The Leaders’ Debate and the Demise of the Crown
During Radio-Canada’s leaders’ debate on 22 September 2022, the moderator Patrice Roy barely suppressed his own condescending laughter to ask the leaders of five political parties, “Should we still, in Quebec, swear allegiance to the British Crown, thus ‘Charles III’?” to become a Member of the National Assembly. He also noted that Québec solidaire (a left-wing secessionist party) had tabled legislation in the previous National Assembly to make swearing the oath optional.
Premier François Legault said that he wouldn’t mind studying the question and possibly making changes but that he did not regard it as a priority; Liberal leader Dominique Anglade and Conservative leader Éric Duhaime circumvoluted less elegantly and less succinctly to the same effect. But Paul St. Pierre Plamondon, the leader of the Parti Québécois, and Gabriel Nadeau-Dubois, the “male spokesperson” of Québec solidaire, denounced unambiguously what they regard as the absurdity of the oath, St. Pierre Plamondon on republican and secessionist principle and Nadeau-Dubois on the “because it’s 2022” teleology. No one on the stage seemed to take the oath of allegiance seriously, and even moderator Patrice Roy let out some incredulous chuckles whilst putting the question to the four party leaders and one male spokesperson.

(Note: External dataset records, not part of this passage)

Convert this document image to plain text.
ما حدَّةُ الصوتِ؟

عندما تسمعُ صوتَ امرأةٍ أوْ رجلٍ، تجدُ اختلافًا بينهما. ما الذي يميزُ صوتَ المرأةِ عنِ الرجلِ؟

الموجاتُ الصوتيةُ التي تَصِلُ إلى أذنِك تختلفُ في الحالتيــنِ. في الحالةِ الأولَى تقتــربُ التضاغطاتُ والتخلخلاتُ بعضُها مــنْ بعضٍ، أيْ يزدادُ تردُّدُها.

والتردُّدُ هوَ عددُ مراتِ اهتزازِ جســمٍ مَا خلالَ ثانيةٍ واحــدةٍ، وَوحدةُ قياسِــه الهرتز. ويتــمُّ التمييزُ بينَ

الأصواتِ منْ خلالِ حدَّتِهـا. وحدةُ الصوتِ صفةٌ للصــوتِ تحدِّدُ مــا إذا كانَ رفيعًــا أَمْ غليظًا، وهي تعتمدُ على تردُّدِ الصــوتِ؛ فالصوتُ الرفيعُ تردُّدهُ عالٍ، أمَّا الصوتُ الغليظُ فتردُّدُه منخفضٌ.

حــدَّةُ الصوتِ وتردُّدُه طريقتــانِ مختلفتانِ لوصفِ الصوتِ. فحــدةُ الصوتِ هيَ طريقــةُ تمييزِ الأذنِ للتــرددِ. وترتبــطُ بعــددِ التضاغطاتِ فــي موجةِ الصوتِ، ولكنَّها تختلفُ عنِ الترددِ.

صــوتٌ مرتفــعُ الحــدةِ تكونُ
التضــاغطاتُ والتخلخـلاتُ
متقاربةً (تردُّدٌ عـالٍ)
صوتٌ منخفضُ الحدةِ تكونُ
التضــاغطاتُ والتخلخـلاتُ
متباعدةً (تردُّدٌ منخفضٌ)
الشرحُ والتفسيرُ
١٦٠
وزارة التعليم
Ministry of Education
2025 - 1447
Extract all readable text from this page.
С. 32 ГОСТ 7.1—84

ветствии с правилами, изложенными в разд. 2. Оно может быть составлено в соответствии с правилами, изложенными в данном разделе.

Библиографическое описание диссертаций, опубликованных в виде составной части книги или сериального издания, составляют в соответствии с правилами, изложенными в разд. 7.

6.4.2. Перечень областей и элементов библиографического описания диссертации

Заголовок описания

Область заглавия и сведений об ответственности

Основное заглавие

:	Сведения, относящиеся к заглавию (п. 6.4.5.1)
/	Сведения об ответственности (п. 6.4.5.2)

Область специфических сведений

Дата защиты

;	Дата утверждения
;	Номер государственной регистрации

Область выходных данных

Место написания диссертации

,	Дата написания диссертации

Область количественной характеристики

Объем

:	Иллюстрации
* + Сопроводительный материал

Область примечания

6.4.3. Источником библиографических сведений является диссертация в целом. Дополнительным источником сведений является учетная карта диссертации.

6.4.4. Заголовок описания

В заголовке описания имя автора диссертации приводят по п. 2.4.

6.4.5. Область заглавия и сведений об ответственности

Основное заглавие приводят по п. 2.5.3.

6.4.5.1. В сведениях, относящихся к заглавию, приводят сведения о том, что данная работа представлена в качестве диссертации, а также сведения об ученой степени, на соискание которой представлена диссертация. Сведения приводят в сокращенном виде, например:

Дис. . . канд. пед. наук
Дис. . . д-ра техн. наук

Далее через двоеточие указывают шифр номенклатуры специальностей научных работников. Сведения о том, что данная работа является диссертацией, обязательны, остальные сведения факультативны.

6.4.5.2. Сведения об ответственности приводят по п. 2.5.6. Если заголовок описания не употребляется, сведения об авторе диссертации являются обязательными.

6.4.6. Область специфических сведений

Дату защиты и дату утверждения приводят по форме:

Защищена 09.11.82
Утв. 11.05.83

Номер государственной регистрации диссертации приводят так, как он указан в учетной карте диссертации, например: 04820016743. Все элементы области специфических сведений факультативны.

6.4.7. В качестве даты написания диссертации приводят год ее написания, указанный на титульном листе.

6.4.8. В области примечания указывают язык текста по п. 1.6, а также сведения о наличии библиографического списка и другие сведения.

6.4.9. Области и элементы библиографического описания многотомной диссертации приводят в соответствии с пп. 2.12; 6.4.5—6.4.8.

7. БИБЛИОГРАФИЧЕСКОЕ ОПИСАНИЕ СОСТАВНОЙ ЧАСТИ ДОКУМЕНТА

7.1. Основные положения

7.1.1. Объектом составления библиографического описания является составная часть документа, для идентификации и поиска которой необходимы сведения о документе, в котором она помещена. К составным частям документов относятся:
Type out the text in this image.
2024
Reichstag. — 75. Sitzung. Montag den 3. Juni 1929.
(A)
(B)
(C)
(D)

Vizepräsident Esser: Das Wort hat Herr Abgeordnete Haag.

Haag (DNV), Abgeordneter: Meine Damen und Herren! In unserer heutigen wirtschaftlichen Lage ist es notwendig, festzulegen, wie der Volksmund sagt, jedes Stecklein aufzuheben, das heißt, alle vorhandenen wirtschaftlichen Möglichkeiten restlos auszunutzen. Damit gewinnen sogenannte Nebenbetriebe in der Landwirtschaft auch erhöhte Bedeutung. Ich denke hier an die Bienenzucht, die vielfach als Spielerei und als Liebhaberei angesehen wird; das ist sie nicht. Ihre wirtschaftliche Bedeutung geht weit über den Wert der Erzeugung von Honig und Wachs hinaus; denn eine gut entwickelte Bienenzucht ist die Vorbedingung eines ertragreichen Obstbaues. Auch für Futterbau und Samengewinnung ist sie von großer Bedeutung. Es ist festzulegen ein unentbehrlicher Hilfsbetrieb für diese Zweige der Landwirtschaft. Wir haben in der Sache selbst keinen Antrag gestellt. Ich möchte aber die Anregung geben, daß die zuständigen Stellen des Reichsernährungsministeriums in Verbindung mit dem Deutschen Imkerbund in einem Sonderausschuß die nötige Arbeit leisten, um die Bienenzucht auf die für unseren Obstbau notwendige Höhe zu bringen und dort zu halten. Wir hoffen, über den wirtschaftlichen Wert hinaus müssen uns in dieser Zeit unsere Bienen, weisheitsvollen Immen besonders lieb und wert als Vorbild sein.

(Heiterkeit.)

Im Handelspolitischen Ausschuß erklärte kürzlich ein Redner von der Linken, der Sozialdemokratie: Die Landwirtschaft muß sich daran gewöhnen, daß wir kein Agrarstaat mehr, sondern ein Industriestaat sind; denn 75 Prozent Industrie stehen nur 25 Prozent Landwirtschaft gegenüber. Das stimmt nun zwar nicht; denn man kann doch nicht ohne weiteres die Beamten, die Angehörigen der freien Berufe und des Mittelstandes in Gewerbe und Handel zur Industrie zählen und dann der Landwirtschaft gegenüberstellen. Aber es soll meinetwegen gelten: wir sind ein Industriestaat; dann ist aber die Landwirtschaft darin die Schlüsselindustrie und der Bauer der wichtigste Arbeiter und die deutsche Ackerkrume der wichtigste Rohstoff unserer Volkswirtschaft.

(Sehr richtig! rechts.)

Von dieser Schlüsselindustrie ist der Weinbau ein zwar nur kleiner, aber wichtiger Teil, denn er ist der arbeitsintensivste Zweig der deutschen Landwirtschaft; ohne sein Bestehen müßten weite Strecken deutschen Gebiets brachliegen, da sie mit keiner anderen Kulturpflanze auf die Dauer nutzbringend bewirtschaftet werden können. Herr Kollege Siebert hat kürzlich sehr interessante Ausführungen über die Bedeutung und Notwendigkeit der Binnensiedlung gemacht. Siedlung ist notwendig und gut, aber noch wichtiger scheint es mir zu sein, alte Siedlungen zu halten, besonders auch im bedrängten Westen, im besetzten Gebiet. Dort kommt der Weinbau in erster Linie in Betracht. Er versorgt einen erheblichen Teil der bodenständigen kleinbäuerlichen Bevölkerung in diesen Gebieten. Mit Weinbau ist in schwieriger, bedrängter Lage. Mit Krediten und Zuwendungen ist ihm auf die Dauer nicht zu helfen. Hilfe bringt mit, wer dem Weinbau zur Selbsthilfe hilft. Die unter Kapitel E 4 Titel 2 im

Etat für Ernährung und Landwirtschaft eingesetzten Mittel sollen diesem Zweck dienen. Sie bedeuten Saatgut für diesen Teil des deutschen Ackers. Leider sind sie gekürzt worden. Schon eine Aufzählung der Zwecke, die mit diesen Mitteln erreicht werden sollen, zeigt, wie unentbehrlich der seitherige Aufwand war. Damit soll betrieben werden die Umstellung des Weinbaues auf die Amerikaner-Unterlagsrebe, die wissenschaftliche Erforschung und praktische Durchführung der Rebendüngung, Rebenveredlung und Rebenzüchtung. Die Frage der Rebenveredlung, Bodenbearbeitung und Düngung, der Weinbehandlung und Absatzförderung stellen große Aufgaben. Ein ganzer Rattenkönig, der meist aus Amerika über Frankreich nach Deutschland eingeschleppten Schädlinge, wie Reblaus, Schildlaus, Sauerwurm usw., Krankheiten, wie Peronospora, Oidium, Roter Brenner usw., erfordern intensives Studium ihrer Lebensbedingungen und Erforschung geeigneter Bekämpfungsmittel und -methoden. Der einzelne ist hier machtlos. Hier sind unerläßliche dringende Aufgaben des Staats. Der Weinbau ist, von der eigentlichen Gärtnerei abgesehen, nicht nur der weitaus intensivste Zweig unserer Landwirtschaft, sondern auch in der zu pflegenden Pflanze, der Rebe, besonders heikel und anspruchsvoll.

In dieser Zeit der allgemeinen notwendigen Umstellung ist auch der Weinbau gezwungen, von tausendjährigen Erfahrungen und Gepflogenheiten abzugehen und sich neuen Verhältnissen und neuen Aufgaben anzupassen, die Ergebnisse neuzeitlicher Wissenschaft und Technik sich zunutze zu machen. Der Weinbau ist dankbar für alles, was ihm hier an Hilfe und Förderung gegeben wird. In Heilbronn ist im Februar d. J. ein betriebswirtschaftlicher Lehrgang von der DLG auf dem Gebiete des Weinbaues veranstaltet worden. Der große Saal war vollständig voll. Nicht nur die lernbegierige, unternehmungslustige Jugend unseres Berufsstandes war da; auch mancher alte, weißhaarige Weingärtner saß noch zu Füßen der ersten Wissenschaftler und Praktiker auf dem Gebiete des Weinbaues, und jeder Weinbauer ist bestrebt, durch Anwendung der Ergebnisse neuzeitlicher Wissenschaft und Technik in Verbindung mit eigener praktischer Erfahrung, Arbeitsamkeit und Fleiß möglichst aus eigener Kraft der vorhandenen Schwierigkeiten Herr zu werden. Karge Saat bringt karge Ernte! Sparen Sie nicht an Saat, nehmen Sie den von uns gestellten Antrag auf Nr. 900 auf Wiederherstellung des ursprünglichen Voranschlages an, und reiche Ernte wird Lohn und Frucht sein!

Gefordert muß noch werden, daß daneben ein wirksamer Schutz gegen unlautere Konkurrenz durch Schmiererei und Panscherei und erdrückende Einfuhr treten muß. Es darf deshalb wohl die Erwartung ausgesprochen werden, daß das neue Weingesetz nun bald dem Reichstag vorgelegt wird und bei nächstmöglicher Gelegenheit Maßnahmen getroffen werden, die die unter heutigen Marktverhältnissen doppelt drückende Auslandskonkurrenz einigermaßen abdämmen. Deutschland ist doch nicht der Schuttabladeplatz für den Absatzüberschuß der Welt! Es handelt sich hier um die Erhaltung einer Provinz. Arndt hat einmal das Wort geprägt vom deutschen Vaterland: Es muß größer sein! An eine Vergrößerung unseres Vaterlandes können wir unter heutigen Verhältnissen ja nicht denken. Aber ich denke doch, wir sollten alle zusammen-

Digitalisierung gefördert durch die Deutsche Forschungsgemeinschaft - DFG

François Legault led his Coalition Avenir Québec to a second consecutive and even larger parliamentary majority on 3 October 2022, winning 90 out of 125 seats. And on 18 October, Legault rejected St. Pierre Plamondon’s unconstitutional idea of passing a simple motion that would permit the three Péquistes elected to take their seats in the National Assembly without swearing the oath of allegiance on the grounds that a mere motion of a legislative body cannot supersede a provision of the Constitution Act, 1867.[1] Being a lawyer himself, Paul St. Pierre Plamondon should already understand that concept.